5. Un héritier à histoires

« La transmission du pouvoir entre les générations – dit Bourdieu – représente toujours un moment critique de l’histoire des unités domestiques. Entre autres raisons, parce que la relation d’appropriation réciproque entre le patrimoine matériel, culturel, social et symbolique et les individus biologiques façonnés par et pour l’appropriation se trouve provisoirement en péril. La tendance du patrimoine (et par, là, de toute la structure sociale) à persévérer dans son être ne peut se réaliser que si l’héritage hérite l’héritier, si, par l’intermédiaire notamment de ceux qui en ont provisoirement la charge et qui doivent assurer leur succession, ʺ″le mort (c’est-à-dire la propriété) saisit le vif (c’est-à-dire un propriétaire disposé et apte à hériter)ʺ″.438» Son rejet de la carrière militaire consacre Emmanuel d’Astier comme « héritier à histoires », héritier refusant l’héritage, c’est-à-dire refusant ce destin familialement conçu comme nécessaire d’être un honnête officier de carrière, bon chrétien439, gérant sagement ses biens pour « arrondir et bien doter les enfants440 », améliorant si possible sa position sociale par un mariage heureux ; bref, faisant honneur au nom et à l’esprit de famille. Son départ prématuré de l’armée a engendré une déviation de sa trajectoire sociale, rompant non seulement sa conformation aux attentes et injonctions familiales, mais aussi plus largement avec l’avenir (le plus) probable défini par son extraction sociale.

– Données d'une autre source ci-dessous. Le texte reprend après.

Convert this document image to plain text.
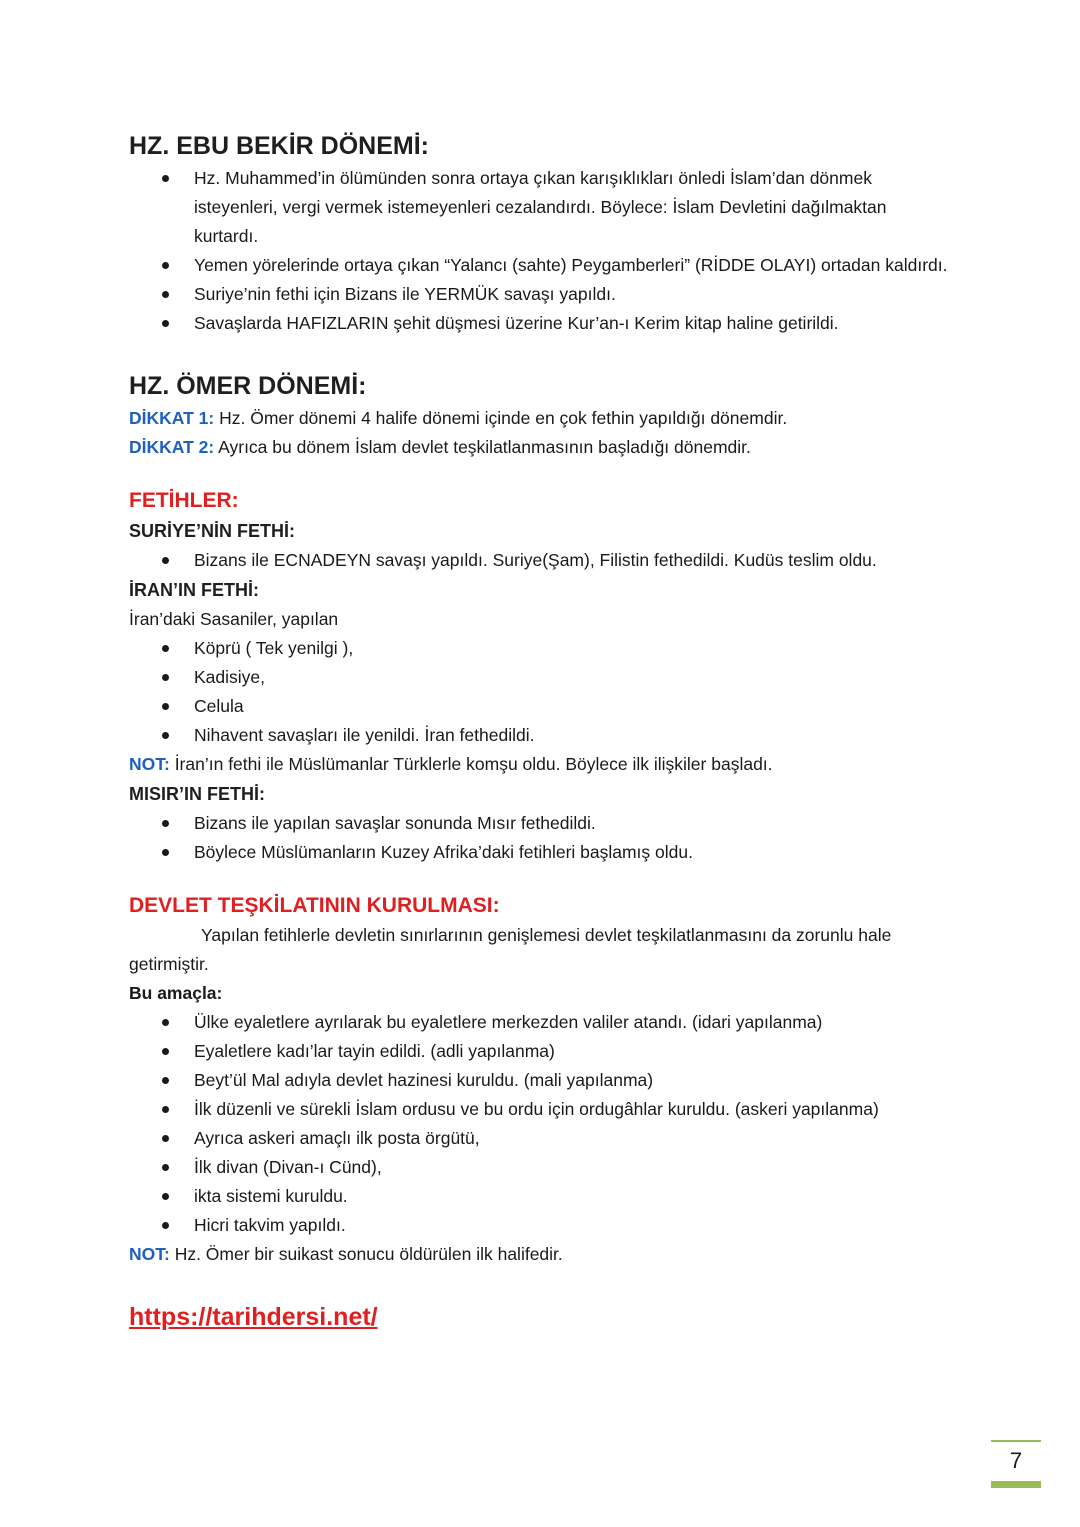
HZ. EBU BEKİR DÖNEMİ:
Hz. Muhammed’in ölümünden sonra ortaya çıkan karışıklıkları önledi İslam’dan dönmek isteyenleri, vergi vermek istemeyenleri cezalandırdı. Böylece: İslam Devletini dağılmaktan kurtardı.
Yemen yörelerinde ortaya çıkan “Yalancı (sahte) Peygamberleri” (RİDDE OLAYI) ortadan kaldırdı.
Suriye’nin fethi için Bizans ile YERMÜK savaşı yapıldı.
Savaşlarda HAFIZLARIN şehit düşmesi üzerine Kur’an-ı Kerim kitap haline getirildi.
HZ. ÖMER DÖNEMİ:

DİKKAT 1: Hz. Ömer dönemi 4 halife dönemi içinde en çok fethin yapıldığı dönemdir.

DİKKAT 2: Ayrıca bu dönem İslam devlet teşkilatlanmasının başladığı dönemdir.

FETİHLER:
SURİYE’NİN FETHİ:
Bizans ile ECNADEYN savaşı yapıldı. Suriye(Şam), Filistin fethedildi. Kudüs teslim oldu.
İRAN’IN FETHİ:

İran’daki Sasaniler, yapılan

Köprü ( Tek yenilgi ),
Kadisiye,
Celula
Nihavent savaşları ile yenildi. İran fethedildi.

NOT: İran’ın fethi ile Müslümanlar Türklerle komşu oldu. Böylece ilk ilişkiler başladı.

MISIR’IN FETHİ:
Bizans ile yapılan savaşlar sonunda Mısır fethedildi.
Böylece Müslümanların Kuzey Afrika’daki fetihleri başlamış oldu.
DEVLET TEŞKİLATININ KURULMASI:

Yapılan fetihlerle devletin sınırlarının genişlemesi devlet teşkilatlanmasını da zorunlu hale getirmiştir.

Bu amaçla:

Ülke eyaletlere ayrılarak bu eyaletlere merkezden valiler atandı. (idari yapılanma)
Eyaletlere kadı’lar tayin edildi. (adli yapılanma)
Beyt’ül Mal adıyla devlet hazinesi kuruldu. (mali yapılanma)
İlk düzenli ve sürekli İslam ordusu ve bu ordu için ordugâhlar kuruldu. (askeri yapılanma)
Ayrıca askeri amaçlı ilk posta örgütü,
İlk divan (Divan-ı Cünd),
ikta sistemi kuruldu.
Hicri takvim yapıldı.

NOT: Hz. Ömer bir suikast sonucu öldürülen ilk halifedir.

https://tarihdersi.net/
7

438 Pierre Bourdieu, Les Règles de l’art, op. cit., p. 34.

439 Illustration de ces injonctions diffuses, cet extrait d’une lettre que lui écrit sa mère le 30 décembre 1920 : « Je veux t’envoyer tous nos tendres vœux pour la nouvelle année. Je te souhaite bien du bonheur, je te voudrais en plus un bon chrétien sérieux et marchant droit dans la vie. Nos prières t’accompagnent. (Lettre de sa mère à Emmanuel d’Astier, 30 décembre 1920, archives privées Christophe d’Astier de La Vigerie) »

5.1. Les conditions de l’indétermination sociale

Au moins jusqu’à la seconde moitié des années 1930, moment à partir duquel sa situation sociale objective semble se stabiliser, Emmanuel d’Astier est un être indéterminé, objectivement comme subjectivement. Tout au long de ces années, sa position et son statut social sont mal définis et fluctuants, ce qui se traduit par une oscillation permanente entre oisiveté et travail, par la variété et la multiplicité de ses expériences professionnelles, enfin par une propension à s’orienter vers des professions peu formalisées et donc par conséquent très ouvertes, que ce soit sur le plan du recrutement comme sur celui des manières de les investir.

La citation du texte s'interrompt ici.